The events of the film, the particulars of the plot's intricate circularity, are weighed by a battery of judges. In the first post-credits shot, the camera sits in the unseen magistrate's chair listening to the bitter testimony of Nader and Simin. A visible but unnamed interrogator later dispenses more rulings, patient with Nader and Hodjat but terribly overworked. These officials are less important to the central couples than two other figures. For Razieh and Hodjat, the ultimate judge is God, and they are constantly swearing on or having others swear on the Koran (the physical book proves to be Razieh's undoing at a moment of truth). For Simin and Nader, the ultimate judge is their daughter, Termeh (the astounding Sarina Farhadi), who observes proceedings behind frameless glasses, quiet and omniscient as a security camera. By the end, Nader is frankly terrified by how little escapes her gaze, how many of his half-truths she's caught.

This is not a picture of life in the public spaces of Iran.

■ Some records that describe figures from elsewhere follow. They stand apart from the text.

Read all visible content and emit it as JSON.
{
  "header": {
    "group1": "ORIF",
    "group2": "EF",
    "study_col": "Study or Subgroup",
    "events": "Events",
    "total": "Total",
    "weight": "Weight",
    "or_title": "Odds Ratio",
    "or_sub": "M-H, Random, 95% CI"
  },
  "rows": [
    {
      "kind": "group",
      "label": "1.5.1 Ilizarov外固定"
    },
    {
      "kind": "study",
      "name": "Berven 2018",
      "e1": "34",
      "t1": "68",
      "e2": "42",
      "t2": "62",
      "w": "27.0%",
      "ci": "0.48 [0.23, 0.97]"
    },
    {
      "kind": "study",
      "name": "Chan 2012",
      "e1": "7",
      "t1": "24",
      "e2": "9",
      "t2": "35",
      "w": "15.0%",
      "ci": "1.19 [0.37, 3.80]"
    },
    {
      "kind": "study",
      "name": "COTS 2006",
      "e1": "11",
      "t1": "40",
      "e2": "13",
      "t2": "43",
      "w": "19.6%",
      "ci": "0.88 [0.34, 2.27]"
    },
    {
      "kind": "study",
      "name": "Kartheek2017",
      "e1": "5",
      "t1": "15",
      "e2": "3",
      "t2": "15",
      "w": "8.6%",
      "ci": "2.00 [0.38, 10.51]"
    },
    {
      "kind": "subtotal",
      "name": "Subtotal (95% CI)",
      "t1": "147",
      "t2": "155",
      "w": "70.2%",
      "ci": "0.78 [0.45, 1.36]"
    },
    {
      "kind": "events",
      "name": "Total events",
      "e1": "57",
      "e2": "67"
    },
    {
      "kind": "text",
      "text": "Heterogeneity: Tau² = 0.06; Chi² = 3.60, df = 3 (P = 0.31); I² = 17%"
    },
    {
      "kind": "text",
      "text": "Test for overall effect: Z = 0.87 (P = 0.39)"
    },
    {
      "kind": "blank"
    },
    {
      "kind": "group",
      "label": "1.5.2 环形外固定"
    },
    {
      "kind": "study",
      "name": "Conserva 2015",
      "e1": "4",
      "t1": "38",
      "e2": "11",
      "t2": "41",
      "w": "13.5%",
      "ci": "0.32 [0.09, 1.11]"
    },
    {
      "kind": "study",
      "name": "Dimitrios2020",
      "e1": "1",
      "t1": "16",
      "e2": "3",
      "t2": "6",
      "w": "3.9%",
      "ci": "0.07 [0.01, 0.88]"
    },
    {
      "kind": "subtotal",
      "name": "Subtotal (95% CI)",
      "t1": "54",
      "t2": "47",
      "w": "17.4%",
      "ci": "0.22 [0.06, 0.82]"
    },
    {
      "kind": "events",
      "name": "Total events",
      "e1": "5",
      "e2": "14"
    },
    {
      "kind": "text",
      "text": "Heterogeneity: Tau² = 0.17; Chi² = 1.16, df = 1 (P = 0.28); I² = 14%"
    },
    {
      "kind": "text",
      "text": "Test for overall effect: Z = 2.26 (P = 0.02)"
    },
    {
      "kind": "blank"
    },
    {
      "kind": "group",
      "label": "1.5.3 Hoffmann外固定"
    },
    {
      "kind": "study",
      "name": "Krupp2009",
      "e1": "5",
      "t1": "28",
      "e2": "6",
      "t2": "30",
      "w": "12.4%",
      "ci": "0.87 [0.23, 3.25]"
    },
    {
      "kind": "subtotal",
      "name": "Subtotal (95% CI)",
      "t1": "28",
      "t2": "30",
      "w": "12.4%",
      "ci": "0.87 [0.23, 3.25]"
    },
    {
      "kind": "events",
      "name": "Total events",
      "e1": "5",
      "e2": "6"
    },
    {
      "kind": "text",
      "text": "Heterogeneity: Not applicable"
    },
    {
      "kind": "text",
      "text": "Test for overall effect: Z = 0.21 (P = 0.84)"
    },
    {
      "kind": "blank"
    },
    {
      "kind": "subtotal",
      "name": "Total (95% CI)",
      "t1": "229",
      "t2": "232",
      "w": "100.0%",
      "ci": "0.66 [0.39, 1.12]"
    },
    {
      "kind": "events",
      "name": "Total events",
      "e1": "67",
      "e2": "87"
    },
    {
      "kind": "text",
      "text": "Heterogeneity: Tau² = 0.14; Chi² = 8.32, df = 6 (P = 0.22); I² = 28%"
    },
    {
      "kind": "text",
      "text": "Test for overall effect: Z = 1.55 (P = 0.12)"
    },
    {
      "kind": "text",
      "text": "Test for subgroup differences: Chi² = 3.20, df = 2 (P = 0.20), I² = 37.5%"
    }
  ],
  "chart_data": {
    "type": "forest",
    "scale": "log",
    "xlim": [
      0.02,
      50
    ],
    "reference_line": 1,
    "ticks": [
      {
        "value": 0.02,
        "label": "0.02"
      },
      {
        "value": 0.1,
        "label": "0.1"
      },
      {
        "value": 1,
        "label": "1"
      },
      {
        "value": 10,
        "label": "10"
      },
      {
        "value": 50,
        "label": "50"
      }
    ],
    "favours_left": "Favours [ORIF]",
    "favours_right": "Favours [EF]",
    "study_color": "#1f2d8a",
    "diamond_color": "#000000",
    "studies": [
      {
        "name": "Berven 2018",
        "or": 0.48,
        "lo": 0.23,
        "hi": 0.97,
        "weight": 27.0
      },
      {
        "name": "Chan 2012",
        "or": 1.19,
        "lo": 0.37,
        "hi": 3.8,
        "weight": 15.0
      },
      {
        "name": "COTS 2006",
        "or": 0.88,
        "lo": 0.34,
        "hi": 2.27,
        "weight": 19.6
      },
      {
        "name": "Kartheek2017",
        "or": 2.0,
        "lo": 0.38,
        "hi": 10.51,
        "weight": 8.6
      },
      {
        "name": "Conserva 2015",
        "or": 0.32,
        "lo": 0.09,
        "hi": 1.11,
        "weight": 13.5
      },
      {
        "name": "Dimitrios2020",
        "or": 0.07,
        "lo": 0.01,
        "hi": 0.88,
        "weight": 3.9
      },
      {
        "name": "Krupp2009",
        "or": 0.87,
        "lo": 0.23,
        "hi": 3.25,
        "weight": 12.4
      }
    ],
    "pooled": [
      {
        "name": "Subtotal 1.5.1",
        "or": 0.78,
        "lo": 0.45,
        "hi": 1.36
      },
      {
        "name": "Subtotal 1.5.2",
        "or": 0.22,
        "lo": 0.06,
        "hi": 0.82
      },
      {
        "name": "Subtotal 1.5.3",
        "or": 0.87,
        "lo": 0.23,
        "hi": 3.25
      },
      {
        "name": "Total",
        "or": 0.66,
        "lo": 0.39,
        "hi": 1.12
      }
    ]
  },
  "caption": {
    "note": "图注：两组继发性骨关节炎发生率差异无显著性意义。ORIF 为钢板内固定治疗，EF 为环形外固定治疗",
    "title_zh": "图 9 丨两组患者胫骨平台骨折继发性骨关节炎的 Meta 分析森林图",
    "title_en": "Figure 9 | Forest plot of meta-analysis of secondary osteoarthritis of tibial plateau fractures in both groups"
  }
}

It's an intimacy with Nader's apartment, a familiarity with the way the front door handle cuts a small semi circle into the doorjamb, as if we've lived there for years. People come and go through the space, often separated by frames within frames: walls, doorways, frosted glass. Conversations are cut off then restarted in different groups, rejiggered to just the family, just the adults, just the men. The unease at home comes across in an early shot of a print of the painting you think of when you hear the name Andrew Wyeth. Acts in this private space are so definitive that Farhadi cuts directly from a reenactment of Razieh being pushed to official testimony about the same. The film sits on my chest, heavy and dusty as one of the carpets in that vortex of an apartment.

As we're in an epoch of totally laughable Oscar selections, A Separation is one film for which I can root come February.